I've been able to do that using the PropertyNames option, with Dublin
Core metadata. Specifically, the swish-e config file contains the line:

PropertyNames DC.Identifier DC.Description

Using an extensively hacked copy of swish-cgi.pl, I've used the
dc.identifier value to replace the file path as URL for the item
returned. I'm also displaying the dc.description returned as a
description of the item. If there's no dc data returned, the script just
uses the actual file path from the index.

This all seems to work well enough. If you are interested, there's a
sample index you can search at
http://www.library.adelaide.edu.au/~sthomas/scripts/swish/search.html
and you can see the cgi script at
http://www.library.adelaide.edu.au/~sthomas/scripts/swish/swish-cgi.pl

Sample searches would be "online books" or "electronic resources".

Why?

There are several advantages to this:

1. You can create metadata for non-html files (e.g. pdf, jpeg, exe) to
describe the file, and thus include the file in your index.

2. You can (by indexing only the metadata files) tightly control exactly
which files you index -- the average web site contains lots of pages you
might not want indexed, mixed in with those you do. This makes it easy
to control which are included.

3. You can create metadata files for pages on another web site (e.g. the
online books example will return many references to pages at other
sites). This allows you to present other resources to your user in
addition to your own.


The script is extensible, in that several things have been added as
options in the form. First, the properties can be defined (in any
order), so you can include other things, e.g. dc.suthor. (And not
limited to Dublin Core either.) Second, you can have multiple indexes
defined in an indexpath field. For example, you could use this to let
users select from a range of possible indexes. Third, there's an option
to sort by title instead of rank. See the script for details.

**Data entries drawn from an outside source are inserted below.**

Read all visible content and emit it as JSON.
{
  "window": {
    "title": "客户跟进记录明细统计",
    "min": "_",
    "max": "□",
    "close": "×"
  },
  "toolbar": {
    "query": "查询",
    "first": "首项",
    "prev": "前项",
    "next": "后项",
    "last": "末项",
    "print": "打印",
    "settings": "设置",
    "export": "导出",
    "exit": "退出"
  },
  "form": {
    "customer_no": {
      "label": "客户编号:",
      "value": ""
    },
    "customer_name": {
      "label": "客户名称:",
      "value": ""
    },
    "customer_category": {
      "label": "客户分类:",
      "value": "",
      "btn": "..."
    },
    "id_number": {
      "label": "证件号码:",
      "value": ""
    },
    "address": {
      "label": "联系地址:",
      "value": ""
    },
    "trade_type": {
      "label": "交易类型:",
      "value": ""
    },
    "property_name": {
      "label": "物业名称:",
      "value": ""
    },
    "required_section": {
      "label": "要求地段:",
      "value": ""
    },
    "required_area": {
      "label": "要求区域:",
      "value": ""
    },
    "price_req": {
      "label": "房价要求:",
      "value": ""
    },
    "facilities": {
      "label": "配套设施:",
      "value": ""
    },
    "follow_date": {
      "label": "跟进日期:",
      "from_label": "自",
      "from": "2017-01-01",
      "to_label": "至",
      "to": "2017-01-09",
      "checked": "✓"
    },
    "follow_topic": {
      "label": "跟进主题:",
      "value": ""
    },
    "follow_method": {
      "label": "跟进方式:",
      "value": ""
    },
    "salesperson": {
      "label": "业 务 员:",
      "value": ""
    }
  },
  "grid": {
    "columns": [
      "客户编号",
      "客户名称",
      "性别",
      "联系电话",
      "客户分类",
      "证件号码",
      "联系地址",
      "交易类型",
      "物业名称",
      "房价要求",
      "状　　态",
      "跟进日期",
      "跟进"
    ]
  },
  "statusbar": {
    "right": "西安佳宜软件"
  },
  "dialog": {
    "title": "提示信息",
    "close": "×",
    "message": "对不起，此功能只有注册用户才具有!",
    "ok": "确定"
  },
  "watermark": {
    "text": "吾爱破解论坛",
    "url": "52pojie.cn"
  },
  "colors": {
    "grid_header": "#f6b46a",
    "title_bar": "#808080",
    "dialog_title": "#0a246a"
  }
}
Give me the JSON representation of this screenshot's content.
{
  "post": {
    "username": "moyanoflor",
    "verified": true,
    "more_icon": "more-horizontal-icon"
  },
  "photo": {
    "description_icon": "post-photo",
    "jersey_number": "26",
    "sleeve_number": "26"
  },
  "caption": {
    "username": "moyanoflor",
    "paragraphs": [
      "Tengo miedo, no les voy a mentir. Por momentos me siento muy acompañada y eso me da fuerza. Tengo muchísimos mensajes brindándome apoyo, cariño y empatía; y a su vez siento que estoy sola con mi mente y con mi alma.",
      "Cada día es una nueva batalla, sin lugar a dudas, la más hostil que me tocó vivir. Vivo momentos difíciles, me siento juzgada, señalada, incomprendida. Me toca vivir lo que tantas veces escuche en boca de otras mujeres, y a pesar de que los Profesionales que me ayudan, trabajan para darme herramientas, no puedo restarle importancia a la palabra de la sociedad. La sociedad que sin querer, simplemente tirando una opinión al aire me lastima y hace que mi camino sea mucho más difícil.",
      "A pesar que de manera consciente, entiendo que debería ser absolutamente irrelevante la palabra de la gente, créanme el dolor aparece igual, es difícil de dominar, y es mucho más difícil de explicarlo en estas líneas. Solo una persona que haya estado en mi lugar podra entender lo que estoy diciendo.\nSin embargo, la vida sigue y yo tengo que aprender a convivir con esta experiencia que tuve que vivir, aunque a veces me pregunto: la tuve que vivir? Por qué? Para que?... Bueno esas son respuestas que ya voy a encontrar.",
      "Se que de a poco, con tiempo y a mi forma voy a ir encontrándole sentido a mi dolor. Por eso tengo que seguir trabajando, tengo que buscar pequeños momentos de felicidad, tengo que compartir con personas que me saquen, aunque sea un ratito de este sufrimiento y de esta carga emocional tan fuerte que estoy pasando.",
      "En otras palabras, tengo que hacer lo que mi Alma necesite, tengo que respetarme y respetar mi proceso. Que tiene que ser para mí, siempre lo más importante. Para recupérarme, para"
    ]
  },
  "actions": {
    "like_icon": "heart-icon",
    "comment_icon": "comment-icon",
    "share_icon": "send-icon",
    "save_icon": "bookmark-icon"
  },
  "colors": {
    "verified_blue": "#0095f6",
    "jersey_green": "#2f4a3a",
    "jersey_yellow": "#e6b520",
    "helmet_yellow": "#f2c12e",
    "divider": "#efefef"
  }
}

This is so far all done using the standard swish-e code. What I'd really
like to see are some enhancements to swish-e to make all this a bit
simpler:

1. an option to have dc.title replace title in the index;

2. an option to have dc.identifier replace file name in the index;

3. an option to limit indexing to just the HEAD part of an html file
(ie. to limit to metadata).

4. an option to recognise and index rdf data, in the same ways.


Steve
Received on Fri Mar 10 11:46:38 2000